- Interactive map of Stock Exchange Luncheon Club

Restaurant information
- Established: 1898
- Closed: 2006
- Location: 11 Wall Street, New York, New York, 10005, United States
- Coordinates: 40°42′24″N 74°00′41″W﻿ / ﻿40.70667°N 74.01139°W

= Stock Exchange Luncheon Club =

Former dining club at the New York Stock Exchange

The Stock Exchange Luncheon Club was a members-only dining club, on the seventh floor of the New York Stock Exchange Building at 11 Wall Street in Manhattan. The club was founded on August 3, 1898, and moved from 70 Broadway to 11 Wall Street when the New York Stock Exchange (NYSE) opened its new building in 1903. It closed on April 28, 2006, after more than a century of service.

The club had an inaugural membership of 200, with a "long waiting list", when it first opened as the Luncheon Club at 70 Broadway and 15 New Street, Manhattan.

Joseph L. Searles III, who became the first African American member of the NYSE when he joined in 1970, said that his "biggest fear...was where would I sit in the luncheon club?". The situation was resolved when Searles was given his own table by the club, and he dined alone for a while.

A ladies' restroom was installed in the club as late as 1987, some twenty years after women were first admitted to the NYSE.

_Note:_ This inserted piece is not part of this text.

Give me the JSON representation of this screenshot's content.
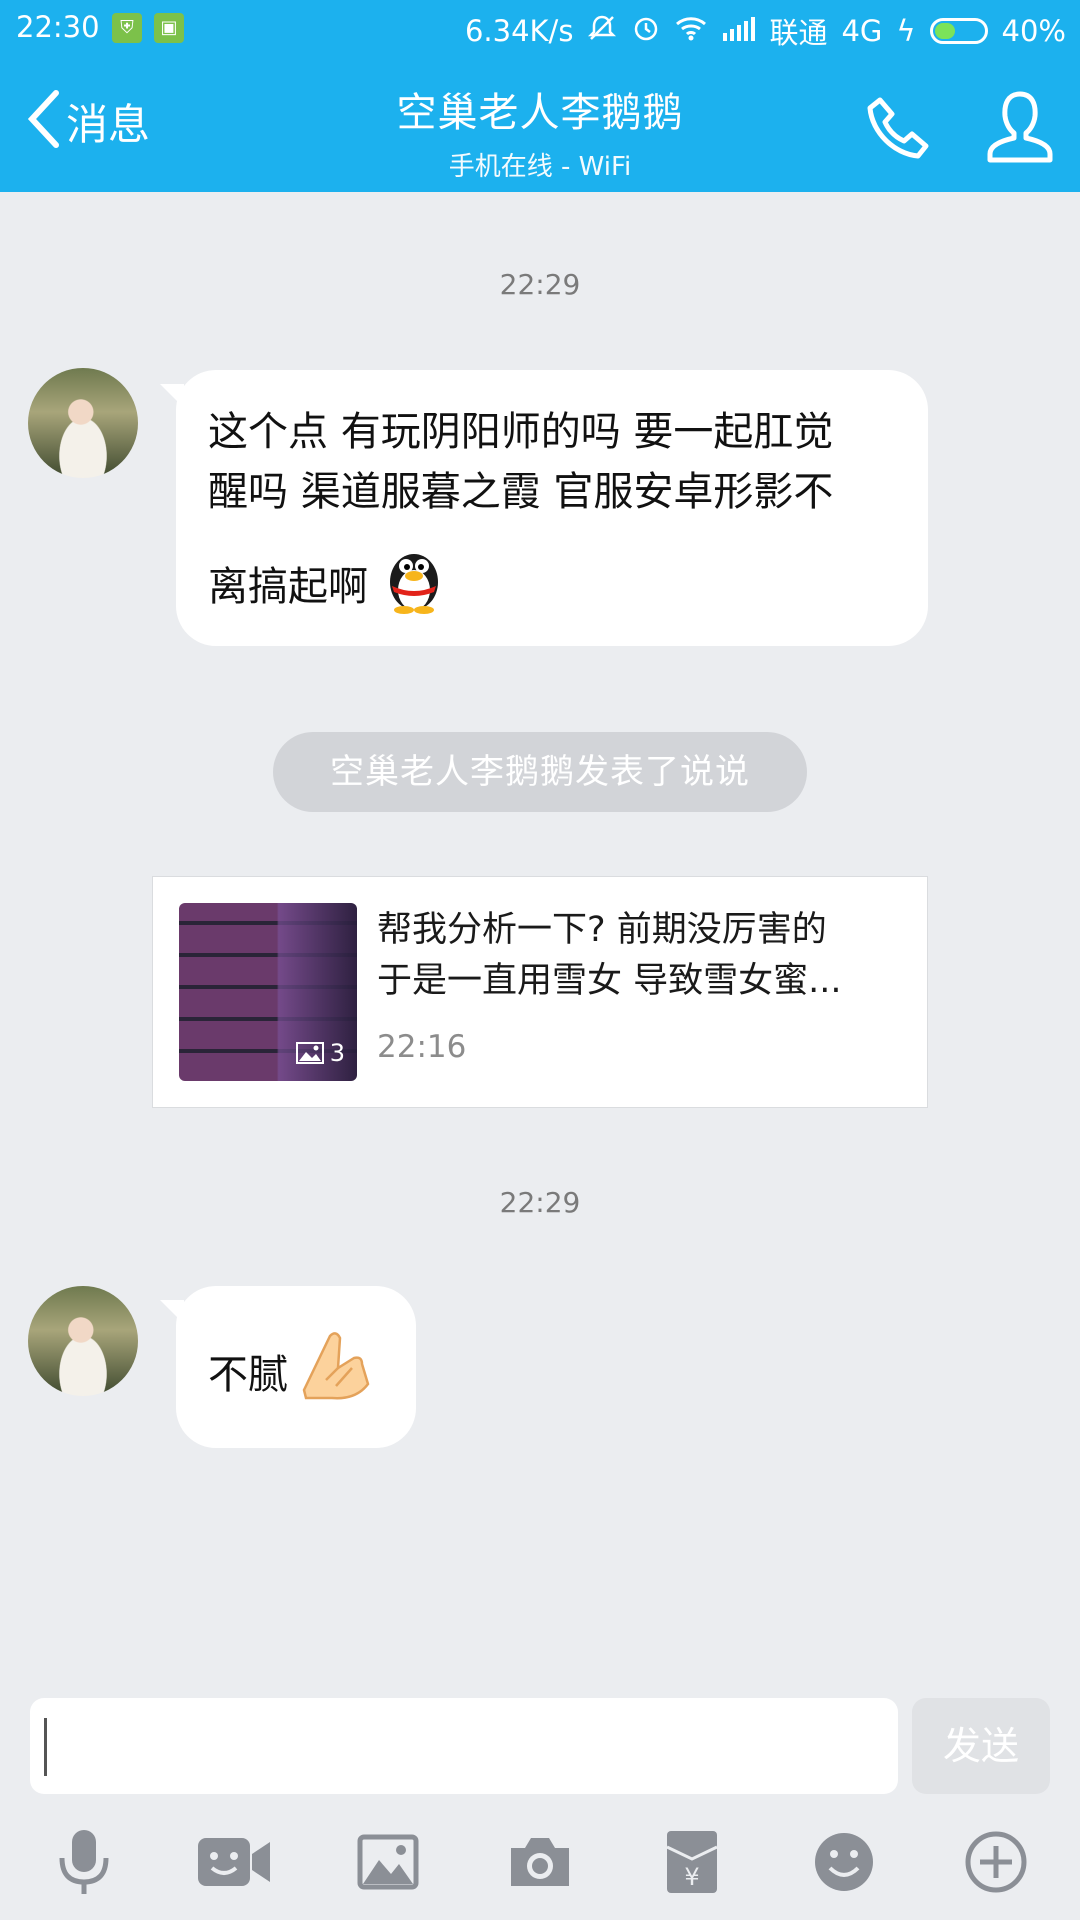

In 1999, the club had more than 1,400 members, and was lavishly decorated with various animal heads, most shot by members on safari.

In August 2001, the Stock Exchange Luncheon Club served as the venue for the presentation of custom-made motorized wheelchairs to 17 quadraplegic in-patients of a local hospital for paralyzed people. A fund-raising event was held by the New York City Police Foundation at the club in November 2003. Following security measures put in place at the NYSE, after the September 11 attacks, the club became less accessible, and this, coupled with the ousting of regular patron Richard Grasso from the head of the NYSE, and a decline in similar local dining clubs, was cited as a factor in the club's demise when it closed in 2006. The space continued to be used for important events for example, the NYSE shareholder vote to merge with Euronext on December 19, 2006.